South Korea and the United States are working together on “a coordinated and concrete response to a range of scenarios, including North Korea’s use of nuclear weapons,” according to a statement made by a spokesman for the White House National Security Council on Tuesday.
Coordinated work to deter North Korea from attack. This Tuesday, a spokesman for the White House National Security Council assured that Seoul (South Korea) and Washington (USA) are preparing for any type of North Korean attack, including nuclear ones.
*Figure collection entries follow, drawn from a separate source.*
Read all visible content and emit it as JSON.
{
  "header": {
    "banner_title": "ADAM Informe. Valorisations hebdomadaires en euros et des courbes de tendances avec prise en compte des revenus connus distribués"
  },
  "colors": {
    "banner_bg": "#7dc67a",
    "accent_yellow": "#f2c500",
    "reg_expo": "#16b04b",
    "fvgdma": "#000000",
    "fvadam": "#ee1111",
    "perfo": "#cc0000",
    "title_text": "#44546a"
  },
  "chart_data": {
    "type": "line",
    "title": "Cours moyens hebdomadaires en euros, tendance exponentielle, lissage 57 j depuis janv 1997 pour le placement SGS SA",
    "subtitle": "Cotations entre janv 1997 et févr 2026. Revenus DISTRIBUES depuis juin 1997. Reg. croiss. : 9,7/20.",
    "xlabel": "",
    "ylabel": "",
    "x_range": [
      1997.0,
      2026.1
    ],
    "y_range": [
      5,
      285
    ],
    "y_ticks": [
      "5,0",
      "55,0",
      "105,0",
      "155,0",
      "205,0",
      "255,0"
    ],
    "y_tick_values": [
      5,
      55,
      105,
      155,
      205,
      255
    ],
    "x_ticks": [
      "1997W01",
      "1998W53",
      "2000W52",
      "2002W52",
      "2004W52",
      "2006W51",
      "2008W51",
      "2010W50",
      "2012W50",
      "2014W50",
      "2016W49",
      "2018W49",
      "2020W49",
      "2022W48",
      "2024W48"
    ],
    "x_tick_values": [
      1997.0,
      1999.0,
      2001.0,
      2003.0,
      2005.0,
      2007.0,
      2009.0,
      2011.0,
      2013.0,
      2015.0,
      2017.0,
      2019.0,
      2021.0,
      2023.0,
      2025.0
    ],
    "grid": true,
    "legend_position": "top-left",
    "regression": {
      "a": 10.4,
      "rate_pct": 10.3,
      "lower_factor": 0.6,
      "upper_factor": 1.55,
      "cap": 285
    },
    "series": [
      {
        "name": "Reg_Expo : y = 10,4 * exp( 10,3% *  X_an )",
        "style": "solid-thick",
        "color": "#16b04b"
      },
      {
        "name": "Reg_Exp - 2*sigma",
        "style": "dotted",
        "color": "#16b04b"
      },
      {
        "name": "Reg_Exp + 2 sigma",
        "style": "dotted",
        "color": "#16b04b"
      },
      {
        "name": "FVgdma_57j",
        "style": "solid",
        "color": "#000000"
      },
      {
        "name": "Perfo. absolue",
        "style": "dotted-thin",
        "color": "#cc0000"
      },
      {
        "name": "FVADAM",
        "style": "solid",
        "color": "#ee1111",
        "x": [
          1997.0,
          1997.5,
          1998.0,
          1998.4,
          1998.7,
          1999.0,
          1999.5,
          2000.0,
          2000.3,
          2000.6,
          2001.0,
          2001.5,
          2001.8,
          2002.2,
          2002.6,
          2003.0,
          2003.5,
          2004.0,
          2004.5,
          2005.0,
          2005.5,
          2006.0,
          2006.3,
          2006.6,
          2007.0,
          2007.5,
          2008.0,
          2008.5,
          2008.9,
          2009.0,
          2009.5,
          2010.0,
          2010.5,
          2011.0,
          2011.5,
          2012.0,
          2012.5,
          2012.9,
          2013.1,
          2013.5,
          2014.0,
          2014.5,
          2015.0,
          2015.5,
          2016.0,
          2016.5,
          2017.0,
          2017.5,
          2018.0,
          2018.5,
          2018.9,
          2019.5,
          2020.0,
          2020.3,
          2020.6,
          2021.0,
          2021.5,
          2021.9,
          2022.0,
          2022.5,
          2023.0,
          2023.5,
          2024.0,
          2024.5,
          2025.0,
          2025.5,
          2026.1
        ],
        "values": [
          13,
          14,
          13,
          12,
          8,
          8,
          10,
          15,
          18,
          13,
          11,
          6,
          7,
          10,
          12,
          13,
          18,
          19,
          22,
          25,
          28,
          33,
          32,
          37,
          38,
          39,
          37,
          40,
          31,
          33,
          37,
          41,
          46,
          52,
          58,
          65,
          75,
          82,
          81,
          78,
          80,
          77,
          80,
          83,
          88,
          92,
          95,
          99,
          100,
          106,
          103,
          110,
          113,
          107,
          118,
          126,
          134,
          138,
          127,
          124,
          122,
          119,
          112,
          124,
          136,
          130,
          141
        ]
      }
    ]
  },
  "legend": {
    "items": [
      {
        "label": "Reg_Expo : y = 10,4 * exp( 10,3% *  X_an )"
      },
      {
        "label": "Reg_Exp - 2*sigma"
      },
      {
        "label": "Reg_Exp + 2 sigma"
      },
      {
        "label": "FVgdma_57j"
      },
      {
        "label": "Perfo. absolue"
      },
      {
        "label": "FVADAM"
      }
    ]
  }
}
“The United States is fully committed to our alliance with South Korea and endows it with a broad deterrent capability based on the full breadth of America’s defense arsenal (…) Nuclear weapons belong to the United States, but preparation, intelligence sharing, exercises and training must be shared carried out,” the same source explained.
“Any nuclear attack by North Korea on the United States or its allies and partners would be unacceptable and would lead to the downfall of the regime (…) There is no hypothesis that the Kim regime could survive the ‘use of nuclear weapons,’ the Pentagon details in one Document entitled “Nuclear Stance”.
Those answers come after fears shared by South Korean President Yoon Suk-yeol a few days earlier. The latter had assured that the American “nuclear umbrella” and its “extended deterrence” were no longer sufficient to reassure the South Korean population.
A response to North Korean threats
This Sunday, North Korean leader Kim Jong-un called for “an exponential increase in the nuclear arsenal” at a Labor Party meeting in Pyongyang. He clarified his reasoning by noting that North Korea “will develop a new intercontinental ballistic missile system (ICBM), the main task of which will be rapid nuclear counterattack,” according to the official KCNA agency.
“The current situation requires increased efforts to massively build up military strength to fully guarantee sovereignty, security and fundamental interests in response to worrying military maneuvers by the United States and other hostile forces,” the leader’s statement said, according to a report from the ruling party convention .
Seoul and Washington suspect North Korea of wanting to conduct a new nuclear test soon, the seventh in its history and the first since 2017.